I defined Data-first software as: • Like a spreadsheet but for more general data models ◦ Disintermediate the user’s data from code and coders ◦ Plus usable version control of data • Code is metadata: small, readable, and hackable ◦ Like formulas in spreadsheets, “view source” in Web 1.0 ◦ Interop with legacy stack via web APIs: HTTP is the new FFI ◦ Plus trustworthy source-only supply chain management • App as WYSIWYG doc: reify opaque actions into visible state ◦ eg submitable form is view of request log
I suggested a research agenda: • UI metaphors (document, outline, canvas, graph,…) • DB sufficiency • Types & schema change • End-user version control of data • Trustworthy source-only supply chain management • Modularity/malleability • App as WYSIWYG doc: updatable views & reified execution • Big data, big code, performance, scalability (not!)
There is some discussion on this thread about multiplayer collab. My opinion is that this may be a necessary feature, but it would actually be better to have a version-control-like async collaboration model.

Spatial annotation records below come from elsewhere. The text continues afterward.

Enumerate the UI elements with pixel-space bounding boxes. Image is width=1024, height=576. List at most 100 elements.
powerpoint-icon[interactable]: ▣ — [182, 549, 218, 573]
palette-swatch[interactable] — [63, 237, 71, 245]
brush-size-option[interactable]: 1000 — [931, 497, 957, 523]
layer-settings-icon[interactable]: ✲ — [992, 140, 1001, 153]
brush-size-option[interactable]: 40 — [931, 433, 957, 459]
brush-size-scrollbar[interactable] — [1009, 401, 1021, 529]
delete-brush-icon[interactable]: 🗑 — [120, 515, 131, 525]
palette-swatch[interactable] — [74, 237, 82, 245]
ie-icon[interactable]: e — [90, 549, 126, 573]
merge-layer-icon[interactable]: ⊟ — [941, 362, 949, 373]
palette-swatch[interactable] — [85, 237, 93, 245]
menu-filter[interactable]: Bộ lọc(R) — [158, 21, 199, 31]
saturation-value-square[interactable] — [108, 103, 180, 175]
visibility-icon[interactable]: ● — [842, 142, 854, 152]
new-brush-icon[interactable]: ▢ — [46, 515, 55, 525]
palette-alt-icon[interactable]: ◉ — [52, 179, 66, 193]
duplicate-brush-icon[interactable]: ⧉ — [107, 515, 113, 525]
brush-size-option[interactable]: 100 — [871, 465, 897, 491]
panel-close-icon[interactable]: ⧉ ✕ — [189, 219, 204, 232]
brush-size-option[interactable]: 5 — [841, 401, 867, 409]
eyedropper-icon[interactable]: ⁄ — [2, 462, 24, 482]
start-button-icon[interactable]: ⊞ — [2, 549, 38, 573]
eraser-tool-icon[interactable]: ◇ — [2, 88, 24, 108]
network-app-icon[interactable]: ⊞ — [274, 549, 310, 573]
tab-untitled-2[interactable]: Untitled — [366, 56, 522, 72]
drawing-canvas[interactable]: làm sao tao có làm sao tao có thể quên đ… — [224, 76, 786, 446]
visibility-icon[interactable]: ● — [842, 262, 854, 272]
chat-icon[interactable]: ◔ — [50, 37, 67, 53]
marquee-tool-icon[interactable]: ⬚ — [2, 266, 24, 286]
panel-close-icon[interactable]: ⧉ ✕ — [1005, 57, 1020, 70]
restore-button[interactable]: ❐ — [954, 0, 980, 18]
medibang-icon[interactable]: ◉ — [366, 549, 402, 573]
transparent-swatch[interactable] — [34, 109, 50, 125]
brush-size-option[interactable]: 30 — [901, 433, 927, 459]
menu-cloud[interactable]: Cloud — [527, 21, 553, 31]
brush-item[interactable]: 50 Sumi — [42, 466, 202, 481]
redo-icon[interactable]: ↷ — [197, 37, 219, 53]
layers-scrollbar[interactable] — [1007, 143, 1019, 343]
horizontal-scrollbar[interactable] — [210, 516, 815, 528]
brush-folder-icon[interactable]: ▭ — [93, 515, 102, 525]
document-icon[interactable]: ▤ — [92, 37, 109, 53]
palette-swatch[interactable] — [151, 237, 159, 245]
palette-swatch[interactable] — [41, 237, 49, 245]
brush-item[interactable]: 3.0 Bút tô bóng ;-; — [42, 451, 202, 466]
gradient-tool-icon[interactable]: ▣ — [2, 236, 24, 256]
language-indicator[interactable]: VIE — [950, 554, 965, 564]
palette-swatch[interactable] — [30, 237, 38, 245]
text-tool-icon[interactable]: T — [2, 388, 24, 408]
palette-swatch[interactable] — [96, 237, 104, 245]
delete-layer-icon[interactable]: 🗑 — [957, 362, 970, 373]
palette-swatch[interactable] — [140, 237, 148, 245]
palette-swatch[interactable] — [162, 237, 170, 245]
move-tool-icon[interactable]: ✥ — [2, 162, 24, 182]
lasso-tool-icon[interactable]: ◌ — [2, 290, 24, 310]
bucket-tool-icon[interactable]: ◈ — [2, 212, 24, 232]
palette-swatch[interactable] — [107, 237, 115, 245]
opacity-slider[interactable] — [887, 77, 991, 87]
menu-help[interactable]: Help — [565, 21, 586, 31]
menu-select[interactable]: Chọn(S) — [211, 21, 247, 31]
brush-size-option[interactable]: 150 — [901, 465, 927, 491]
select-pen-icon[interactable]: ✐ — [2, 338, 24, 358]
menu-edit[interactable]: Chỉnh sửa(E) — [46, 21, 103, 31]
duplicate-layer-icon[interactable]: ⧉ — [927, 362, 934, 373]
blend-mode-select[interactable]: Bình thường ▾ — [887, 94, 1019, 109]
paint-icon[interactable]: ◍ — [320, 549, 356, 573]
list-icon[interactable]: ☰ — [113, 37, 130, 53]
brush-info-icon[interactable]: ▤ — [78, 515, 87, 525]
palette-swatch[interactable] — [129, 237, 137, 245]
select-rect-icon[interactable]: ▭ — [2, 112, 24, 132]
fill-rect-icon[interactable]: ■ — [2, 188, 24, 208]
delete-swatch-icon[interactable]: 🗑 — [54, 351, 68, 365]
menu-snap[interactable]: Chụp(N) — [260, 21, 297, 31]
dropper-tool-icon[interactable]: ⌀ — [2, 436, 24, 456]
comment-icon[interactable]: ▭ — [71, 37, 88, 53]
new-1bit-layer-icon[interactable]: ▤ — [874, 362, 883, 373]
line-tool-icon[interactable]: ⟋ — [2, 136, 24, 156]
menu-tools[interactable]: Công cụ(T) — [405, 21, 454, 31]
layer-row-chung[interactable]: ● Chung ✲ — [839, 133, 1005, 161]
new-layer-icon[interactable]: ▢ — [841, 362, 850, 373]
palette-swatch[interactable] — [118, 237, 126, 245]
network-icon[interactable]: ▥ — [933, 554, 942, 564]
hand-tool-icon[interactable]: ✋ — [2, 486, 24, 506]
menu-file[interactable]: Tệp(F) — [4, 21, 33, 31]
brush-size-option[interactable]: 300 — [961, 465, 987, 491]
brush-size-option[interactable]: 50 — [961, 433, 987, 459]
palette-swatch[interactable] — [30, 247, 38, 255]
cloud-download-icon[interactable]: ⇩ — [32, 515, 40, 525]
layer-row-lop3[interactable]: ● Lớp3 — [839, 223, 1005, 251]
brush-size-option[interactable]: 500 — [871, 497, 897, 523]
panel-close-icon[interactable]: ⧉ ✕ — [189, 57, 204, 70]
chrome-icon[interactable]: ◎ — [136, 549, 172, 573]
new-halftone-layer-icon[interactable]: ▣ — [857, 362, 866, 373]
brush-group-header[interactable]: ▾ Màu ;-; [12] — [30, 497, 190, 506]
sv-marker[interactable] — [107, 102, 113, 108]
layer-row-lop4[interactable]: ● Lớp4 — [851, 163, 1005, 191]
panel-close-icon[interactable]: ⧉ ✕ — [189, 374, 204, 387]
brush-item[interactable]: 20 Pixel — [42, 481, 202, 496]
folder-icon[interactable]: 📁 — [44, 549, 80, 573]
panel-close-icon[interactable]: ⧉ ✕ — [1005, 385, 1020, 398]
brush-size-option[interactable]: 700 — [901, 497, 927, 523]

A great way to further this conversation would be to submit demos of your Data-first or Substrate ideas to the LIVE Programming Workshop, which will be online this year.
g
This! It is natural for “data first” to suggest having lots of “data about your data”. Its history is the obvious starting point — hence, my suggestion of append-only stores. Another natural thing is diffing and merging. Once you have that, it will be natural to want branching, as in version control. Properly presented, branching and merging will be natural for non-developers to use. Really, you’re talking about supporting multiple models. Meaning, first-class models. Imagine an accounting tool that supported this. A user could look at their entire system, subject to different assumptions, and run all their models. What if sales had been higher last quarter?
f
Coming super late to the party, but I'm very excited by what's being spoken about on this thread. Although we're coming at it from different angles, it feels like we want to converge onto the same thing.
d
That would be nice, Federico! My goal was only to get a conversation going, not to get all divided!